В домике было чисто и уютно. Особенно мне нравились стены, оклеенные газетами с картинками. В домике жил отец моего отца – дедушка Нафтула.
Он всегда лежал. У него был туберкулёз кости.
Я помню, что он имел чёрную бороду, был худой, молчаливый, но не злой.
Бабушка Ита, его жена, была полной, доброй, спокойной. Она имела примечательный нос картошкой, кожа на котором была как лимонная корочка.
Я иногда бывала у них в гостях и спала с бабушкой.
Лежала у стеночки, рассматривала газеты и не любила бабушкин запах.
Кроме дедушки и бабушки с ними жили сестра и брат моего отца.
Они были младше отца, побаивались его и делали вид, что слушаются.
Сестра отца, тётя Ентолы, была тихой, приветливой и незаметной.
Она раз и навсегда влюбилась в длинного с решительным носом дядю Нухема и, невзирая на тогдашние возражения моего отца, продолжала его любить всю жизнь.
Немалое время любовь была тайной, потом тётя Ентолы долго ходила в невестах.
Поженившись, они большую часть жизни мирно прожили в глухом молдавском селе, имели свой домик, огородик, корову и курей.
В посёлке Перевал – Корнешты была одна-единственная парикмахерская, где дядя Нухем брил и стриг всех жителей, независимо от пола и возраста.
Волна отъездов в Израиль в семидесятых годах подхватила также их, уже пожилых людей.
Детей они не имели и сейчас мирно доживают на Земле Обетованной.

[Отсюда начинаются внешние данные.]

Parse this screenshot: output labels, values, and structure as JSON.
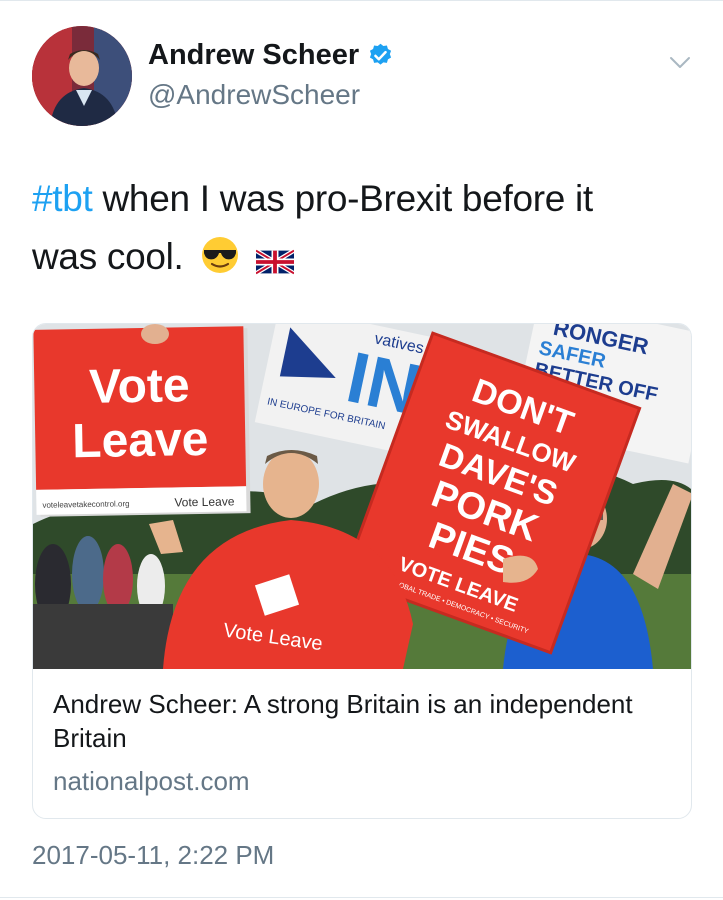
{
  "user": {
    "display_name": "Andrew Scheer",
    "handle": "@AndrewScheer",
    "verified": true
  },
  "tweet": {
    "hashtag": "#tbt",
    "text_line1": " when I was pro-Brexit before it",
    "text_line2": "was cool.",
    "emojis": [
      "sunglasses-emoji",
      "uk-flag-emoji"
    ]
  },
  "card": {
    "title": "Andrew Scheer: A strong Britain is an independent Britain",
    "domain": "nationalpost.com",
    "image_signs": {
      "sign_left_line1": "Vote",
      "sign_left_line2": "Leave",
      "sign_left_url": "voteleavetakecontrol.org",
      "sign_left_footer": "Vote Leave",
      "sign_in_text": "IN",
      "sign_in_top": "vatives",
      "sign_in_bottom": "IN EUROPE FOR BRITAIN",
      "sign_right_line1": "RONGER",
      "sign_right_line2": "SAFER",
      "sign_right_line3": "BETTER OFF",
      "sign_center_line1": "DON'T",
      "sign_center_line2": "SWALLOW",
      "sign_center_line3": "DAVE'S",
      "sign_center_line4": "PORK",
      "sign_center_line5": "PIES",
      "sign_center_footer": "VOTE LEAVE",
      "sign_center_tagline": "FOR GLOBAL TRADE • DEMOCRACY • SECURITY",
      "shirt_text": "Vote Leave"
    }
  },
  "timestamp": "2017-05-11, 2:22 PM",
  "colors": {
    "accent": "#1da1f2",
    "secondary_text": "#657786",
    "vote_leave_red": "#e8382c"
  }
}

Я с тех детских лет встречалась с ними раза три, последний раз в 1974 году перед их отъездом. При всех встречах они мне казались одинаковыми: почти того же вида и возраста, милые, безобидные, патриархальные, навсегда местечковые люди.
– Дядя, – спросила я его – ты всю жизнь прожил здесь, почему ты сейчас уезжаешь, не зная даже что тебя там ждёт?
– Мне здесь не хватало многого, а главное – первого признака счастья – сказал дядя.
– А сколько их всего? – поинтересовалась я.
– Три, – не задумываясь, ответил дядя.
– Ничего себе, – подумала я – мой дядя знает формулу счастья.
Сейчас он навсегда уедет, и я ничего не узнаю. – Скажи, дядя, а остальные два признака счастья ты имеешь? – осторожно спросила я.
– Остальные я мог бы иметь и здесь но первого признака – никогда– загадочно усмехнулся дядя, почёсывая лысину.
– Ну давай, дядя, рассказывай, что такое счастье – попросила я, отбросив дипломатию.
– Первое, что человеку надо для счастья – сказал мой дядя парикмахер и философ – это жить в такой стране, где власть не гробит своих граждан.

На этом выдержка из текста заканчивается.